Challenges to calculating the Total Cost of Ownership of IT in the ‘New Normal’
TCO (Total Cost of Ownership) Analysis of IT systems require modelling together datasets from multiple layers of the organisation.
Total Cost of Ownership analysis was not an easy task pre-COVID with several advances in Technology and IT Operating Model contributing to these complications.
However, the COVID crises has further accentuated certain key industry shifts:
1. Challenges in the Revenue layer: Increased focus on Product Profitability
Most enterprises generate revenues from several countries across multiple lines of business. However, the impact of the COVID crisis has been felt unevenly across geographies and even across sectors. This is resulted in increased focus on product profitability so companies can invest in the right areas. This increased focus requires additional levels of granularity, and thereby data, in understanding the consumption of shared, fungible costs such as IT, Shared Services, etc.
2. Challenges in the IT Service Portfolio layer:Increased digitisation & Automation
According to Gartner’s research, most organisations have responded to the COVID crisis by expanding/using digital channels to reach customers, delivering new digital products/services as well as self-service use, revamping business operations to increase efficiency and supply chain resilience.
3. Challenges in the IT Operating Model layer: The Open Talent economy
According to Deloitte’s research, while traditionally companies have focused on the talent and workforce within their organizations and on their balance sheets, increasingly companies are expanding their talent networks to include “partnership talent” (employees who are parts of joint ventures), “borrowed talent” (employees who are part of contractors or outsourcing relationships), “freelance talent” (independent, individual contractors), and “open source talent” (people who don’t work for you at all, but are part of your value chain and services). This trend will ultimately rewrite what the term “workforce” actually means. A number of companies such as Upwork, Toptal, PeoplePerHour, etc already provide the platforms needed to enable businesses to tap into such talent.

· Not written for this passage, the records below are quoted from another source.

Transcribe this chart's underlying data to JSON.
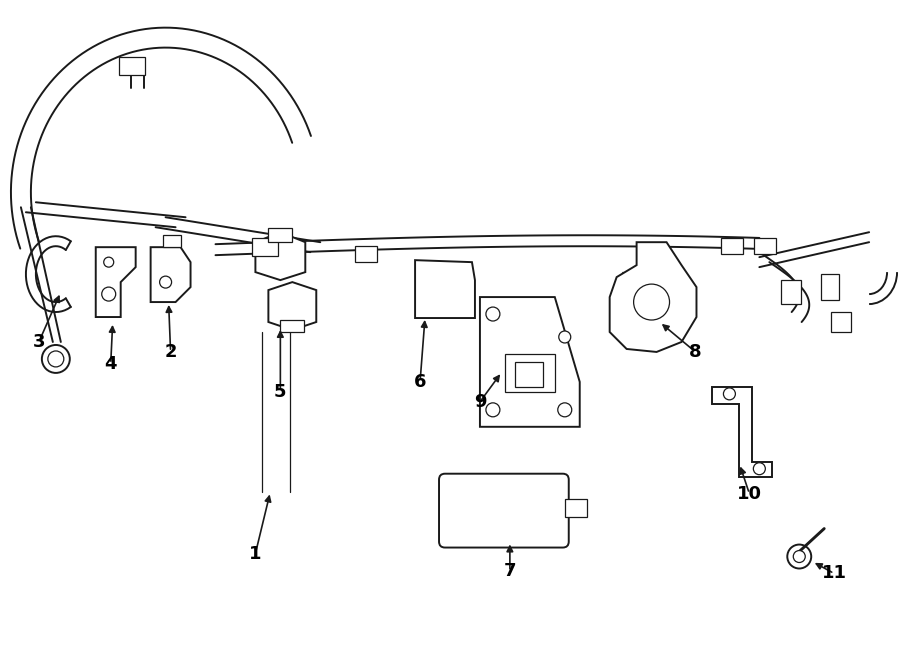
{
  "background_color": "#ffffff",
  "line_color": "#1a1a1a",
  "text_color": "#000000",
  "fig_width": 9.0,
  "fig_height": 6.62,
  "dpi": 100,
  "lw_main": 1.4,
  "lw_thin": 0.9,
  "label_fontsize": 13
}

Further, according to Gartner’s research, most organisations have responded to the COVID crisis by increasing business processes in-house rather than a 3rd party supplier and creating redundancy of critical suppliers.

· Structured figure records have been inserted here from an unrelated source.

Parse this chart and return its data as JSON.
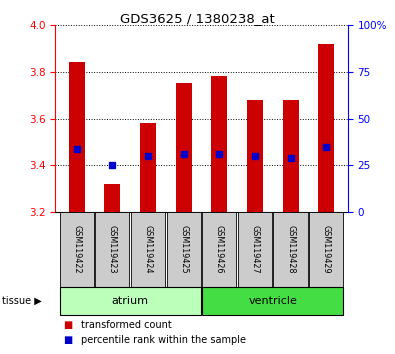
{
  "title": "GDS3625 / 1380238_at",
  "samples": [
    "GSM119422",
    "GSM119423",
    "GSM119424",
    "GSM119425",
    "GSM119426",
    "GSM119427",
    "GSM119428",
    "GSM119429"
  ],
  "bar_tops": [
    3.84,
    3.32,
    3.58,
    3.75,
    3.78,
    3.68,
    3.68,
    3.92
  ],
  "bar_base": 3.2,
  "blue_vals": [
    3.47,
    3.4,
    3.44,
    3.45,
    3.45,
    3.44,
    3.43,
    3.48
  ],
  "ylim_left": [
    3.2,
    4.0
  ],
  "ylim_right": [
    0,
    100
  ],
  "yticks_left": [
    3.2,
    3.4,
    3.6,
    3.8,
    4.0
  ],
  "yticks_right": [
    0,
    25,
    50,
    75,
    100
  ],
  "ytick_labels_right": [
    "0",
    "25",
    "50",
    "75",
    "100%"
  ],
  "bar_color": "#cc0000",
  "blue_color": "#0000cc",
  "tissue_groups": [
    {
      "label": "atrium",
      "samples": [
        0,
        1,
        2,
        3
      ],
      "color": "#bbffbb"
    },
    {
      "label": "ventricle",
      "samples": [
        4,
        5,
        6,
        7
      ],
      "color": "#44dd44"
    }
  ],
  "legend_items": [
    {
      "label": "transformed count",
      "color": "#cc0000"
    },
    {
      "label": "percentile rank within the sample",
      "color": "#0000cc"
    }
  ],
  "bar_width": 0.45,
  "sample_bg_color": "#cccccc",
  "tissue_label": "tissue"
}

4. Challenges in the IT Architecture layer: Acceleration of Hybrid Architectures
IT Architecture teams have had to introduce a plethora of changes within a very short period of time. The key changes have been included below.
- Building resilience and security in infrastructures and end user computing
- Introduction of more secure, efficient and quicker methods of authentication and for people working remotely
- Adopting a cloud first approach with appropriate guardrails to build elasticity and agility in the architecture
- Adopting virtual collaboration and knowledge sharing platforms
- Promoting the use of the decoupled architectures such as micro services to provide flexibility required in the experience layer
- Evaluating emerging technologies such as Machine Learning, Deep Learning, Big Data and IoT, among others, to deliver a better data and analytics platform that understands customer demand signals based on data rather than intuition
- Identify emerging and innovative technologies such as Digital twins to improve services
5. Challenges in the IT Cost Structure layer: More complicated commercial models
In response to the severities of the pandemic, a number of suppliers have invoked various clauses in their contracts ranging from force majeure events to variation of terms. Procurement leaders within enterprises have had to pay attention to the medium-term security of the supply base, building resilience for the future and building additional penalty clauses to protect the interest of the organisation from future disruptions.